Collectively, this documentary did a fine job of giving an overview of everything in our community has evolved. We got a gist how leadership went from Civil Right Activist to Hip Hop artist and the direction things are going now as opposed to the past. It strongly supported the backdrop of how leadership has came and went in black America through the church and educational institutions. But most of all it told a story that has been told one too many times. Through the positive messages to progress in this piece if one has already seen Tavis Smiley Black in America, The State of the Black Union or any other documentaries similar to this, then there’s not much more one can anticipate.
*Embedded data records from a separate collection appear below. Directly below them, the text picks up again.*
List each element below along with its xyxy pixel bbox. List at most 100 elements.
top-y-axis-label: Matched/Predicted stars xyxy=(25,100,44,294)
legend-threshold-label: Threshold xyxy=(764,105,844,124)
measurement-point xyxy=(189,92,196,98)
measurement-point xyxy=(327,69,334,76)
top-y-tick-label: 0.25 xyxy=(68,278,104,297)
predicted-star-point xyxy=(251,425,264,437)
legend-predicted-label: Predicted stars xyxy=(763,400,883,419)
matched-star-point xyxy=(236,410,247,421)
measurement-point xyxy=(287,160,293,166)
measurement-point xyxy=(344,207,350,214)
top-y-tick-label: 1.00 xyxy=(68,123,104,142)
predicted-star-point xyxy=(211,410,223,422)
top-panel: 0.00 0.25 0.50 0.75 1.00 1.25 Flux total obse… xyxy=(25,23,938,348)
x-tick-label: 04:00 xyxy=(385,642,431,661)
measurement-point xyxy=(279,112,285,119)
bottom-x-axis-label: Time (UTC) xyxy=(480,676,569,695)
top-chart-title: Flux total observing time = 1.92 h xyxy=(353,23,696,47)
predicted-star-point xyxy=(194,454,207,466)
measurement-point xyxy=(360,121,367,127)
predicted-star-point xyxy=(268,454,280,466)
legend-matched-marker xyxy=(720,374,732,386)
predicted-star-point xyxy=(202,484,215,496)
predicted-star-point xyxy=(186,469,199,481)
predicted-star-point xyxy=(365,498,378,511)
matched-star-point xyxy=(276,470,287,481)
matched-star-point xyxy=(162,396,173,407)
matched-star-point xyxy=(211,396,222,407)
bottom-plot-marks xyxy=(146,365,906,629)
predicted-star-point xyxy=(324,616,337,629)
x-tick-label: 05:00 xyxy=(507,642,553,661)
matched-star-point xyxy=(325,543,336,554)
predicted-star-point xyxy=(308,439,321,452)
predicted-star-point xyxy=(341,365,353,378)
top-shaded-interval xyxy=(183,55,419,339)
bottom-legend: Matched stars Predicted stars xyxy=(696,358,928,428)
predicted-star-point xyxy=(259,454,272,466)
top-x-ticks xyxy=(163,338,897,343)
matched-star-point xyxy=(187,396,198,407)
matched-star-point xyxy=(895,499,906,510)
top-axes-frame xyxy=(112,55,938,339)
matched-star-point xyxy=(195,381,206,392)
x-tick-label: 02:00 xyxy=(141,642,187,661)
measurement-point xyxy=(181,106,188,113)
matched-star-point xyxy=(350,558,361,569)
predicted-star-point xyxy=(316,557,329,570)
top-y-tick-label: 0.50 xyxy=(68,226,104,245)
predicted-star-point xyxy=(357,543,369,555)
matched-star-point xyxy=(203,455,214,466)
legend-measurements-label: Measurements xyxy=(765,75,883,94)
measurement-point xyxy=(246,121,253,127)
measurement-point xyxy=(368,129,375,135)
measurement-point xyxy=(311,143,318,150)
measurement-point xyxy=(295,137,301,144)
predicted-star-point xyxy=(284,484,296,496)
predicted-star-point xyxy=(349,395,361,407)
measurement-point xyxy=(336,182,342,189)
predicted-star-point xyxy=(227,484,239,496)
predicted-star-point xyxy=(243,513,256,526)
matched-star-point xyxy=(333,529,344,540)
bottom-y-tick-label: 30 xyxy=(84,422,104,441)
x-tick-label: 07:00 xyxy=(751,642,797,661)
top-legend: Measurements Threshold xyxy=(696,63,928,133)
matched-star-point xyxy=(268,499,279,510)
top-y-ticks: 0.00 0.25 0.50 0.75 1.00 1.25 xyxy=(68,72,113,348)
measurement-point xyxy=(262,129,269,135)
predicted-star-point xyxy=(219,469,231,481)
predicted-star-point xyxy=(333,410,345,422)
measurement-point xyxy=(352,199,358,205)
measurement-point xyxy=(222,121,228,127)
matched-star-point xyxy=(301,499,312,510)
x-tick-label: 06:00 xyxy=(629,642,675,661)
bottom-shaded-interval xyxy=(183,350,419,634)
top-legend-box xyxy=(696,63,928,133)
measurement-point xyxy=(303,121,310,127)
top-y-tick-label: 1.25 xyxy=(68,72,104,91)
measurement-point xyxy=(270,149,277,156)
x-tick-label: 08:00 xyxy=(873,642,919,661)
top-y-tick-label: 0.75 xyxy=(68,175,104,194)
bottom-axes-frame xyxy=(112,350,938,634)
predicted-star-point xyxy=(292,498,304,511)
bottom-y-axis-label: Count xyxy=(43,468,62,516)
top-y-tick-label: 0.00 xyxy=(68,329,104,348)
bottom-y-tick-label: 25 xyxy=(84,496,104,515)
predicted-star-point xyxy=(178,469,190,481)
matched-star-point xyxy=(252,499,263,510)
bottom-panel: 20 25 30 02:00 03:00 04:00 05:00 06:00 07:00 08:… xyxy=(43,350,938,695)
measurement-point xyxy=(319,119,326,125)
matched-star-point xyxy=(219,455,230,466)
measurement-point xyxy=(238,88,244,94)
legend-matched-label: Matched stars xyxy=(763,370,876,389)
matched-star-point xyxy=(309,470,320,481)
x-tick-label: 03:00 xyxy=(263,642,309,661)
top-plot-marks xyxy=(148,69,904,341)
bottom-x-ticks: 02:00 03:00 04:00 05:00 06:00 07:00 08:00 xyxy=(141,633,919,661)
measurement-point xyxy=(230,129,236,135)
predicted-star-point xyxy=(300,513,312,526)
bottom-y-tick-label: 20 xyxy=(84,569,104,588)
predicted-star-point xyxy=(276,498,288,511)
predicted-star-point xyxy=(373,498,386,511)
Though the lessons in the film can be of great assistance, actions definitely speak louder than words. It is somewhat like a script versus seeing the actual finished product. One can read or see a script hundreds of times, but until it’s brought to life in the form of a play, movie, of television show, it’s nothing but black and white. Until this documentary becomes a Legacy in our own lives it will only live up to the words of a script and what still separates us today, Black and White.